In this formula, C_i is the concentration of the ith PAH. The output of PAHs screening is in

Table 4. Values of TEQ, MEQ, and CEQ (ng/g) and share of carcinogenic PAH in ΣPAH for sediments of Hooghly River.

	TEQ	MEQ	CEQ	* ΣPAHcarc/ΣPAHs
Mean	245	184	0.851	0.181
range	0–10,902	0–9041	0–41.3	0–0.913

* ΣPAHcarc: BaA + BbF + BkF + BaP + CHR + DhA + IP.

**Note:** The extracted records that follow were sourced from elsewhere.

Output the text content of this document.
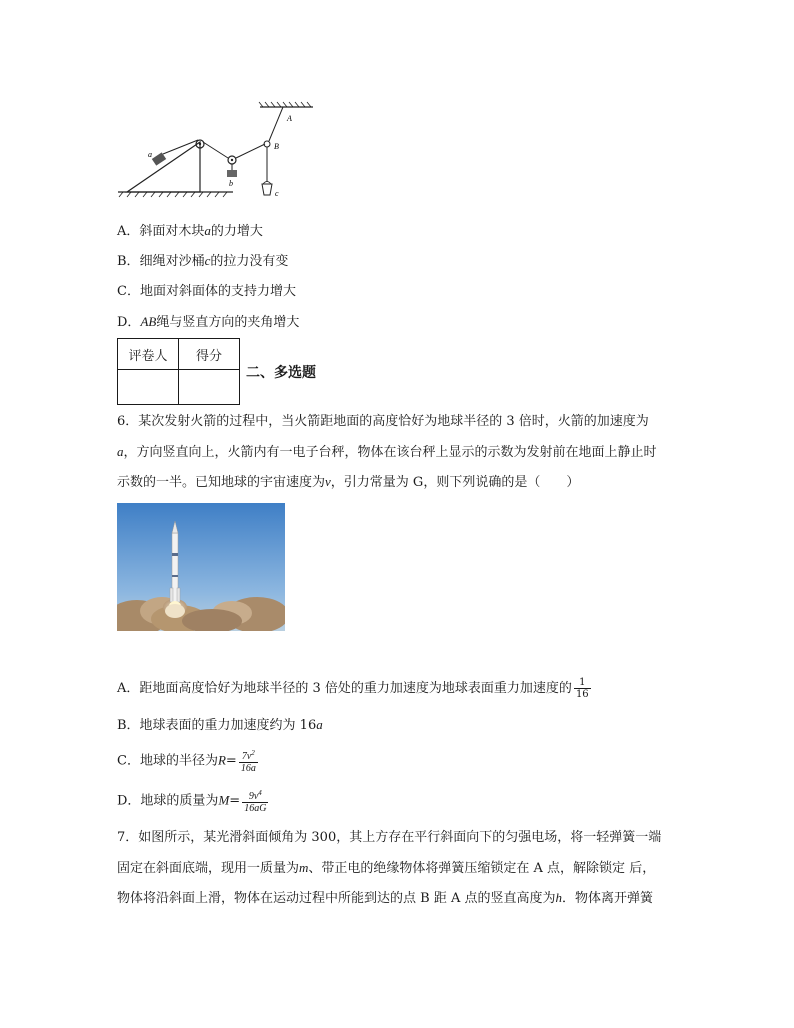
a
b
c
A
B
A．斜面对木块a的力增大
B．细绳对沙桶c的拉力没有变
C．地面对斜面体的支持力增大
D．AB绳与竖直方向的夹角增大
评卷人	得分

二、多选题
6．某次发射火箭的过程中，当火箭距地面的高度恰好为地球半径的 3 倍时，火箭的加速度为
a，方向竖直向上，火箭内有一电子台秤，物体在该台秤上显示的示数为发射前在地面上静止时
示数的一半。已知地球的宇宙速度为v，引力常量为 G，则下列说确的是（　　）
A．距地面高度恰好为地球半径的 3 倍处的重力加速度为地球表面重力加速度的 $\frac{1}{16}$
B．地球表面的重力加速度约为 16a
C．地球的半径为$R= \frac{7v^2}{16a}$
D．地球的质量为$M= \frac{9v^4}{16aG}$
7．如图所示，某光滑斜面倾角为 300，其上方存在平行斜面向下的匀强电场，将一轻弹簧一端
固定在斜面底端，现用一质量为m、带正电的绝缘物体将弹簧压缩锁定在 A 点，解除锁定 后，
物体将沿斜面上滑，物体在运动过程中所能到达的点 B 距 A 点的竖直高度为h．物体离开弹簧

, which reports TEQ, the mutagenic equivalent (MEQ), and the carcinogenic equivalent (CEQ) calculated as linear combinations of PAH levels and relative equivalence factors. Moreover, the ratio between the overall loads of carcinogenic PAH (ΣPAH_carc) [63] and the 16 determined PAHs (ΣPAH) was calculated. The data indicate that, on average, ~18% of PAHs are carcinogenic, with a wide interval of 0–91%. Mean values of TEQ and MEQ were 245 and 184 µg/g, with ranges of 0–10,902 and 0–9041 ng/g, respectively. These data were significantly higher than those reported by the literature for low ecological risk environments [59] or moderately polluted areas [64,65], showing a very worrying scenario. The calculated mean TEQ of 245 was comparable to those estimated by Zuloaga [23] for Indian and Bangladesh Sundarban, at 358 and 221 ng/g. However, the maximum peak was 10,902 ng/g and, hence, about ten-fold the peak values of 2450 and 1014 ng/g for the Sundarban investigated area of the two states.

4. Conclusions

This study showed a significant and worrying load of PAH levels along the entire final stretch of the HRE with mean individual PAHs above legal limits and literature references, and with a worsening scenario compared to past screenings. Compared with SQGs, PAHs are present at high levels. Source discrimination by molecular indices reveals how pollution is driven mainly by different anthropogenic pollution inputs, comprising emissions by vehicle combustion, the burning of biomass, and domestic and industrial coal combustion. This preliminary data set will provide usable background information for designing recovery, remediation, rehabilitation, and adaptive strategies by governmental institutions and environmental agencies, with significant improvement for the mitigation of ecological issues and the connectivity of river and adjacent wetland ecosystems. The estimation of toxicity reveals that most of the river’s low valley and mouth sediments are at high toxicity risk, and sources of input urgently need to be mitigated. Further research will show the effects of monsoon cycling on PAHs’ spatial distribution in different segments of the HRE and SMW, as well as on the temporal evolution of pollutant loads.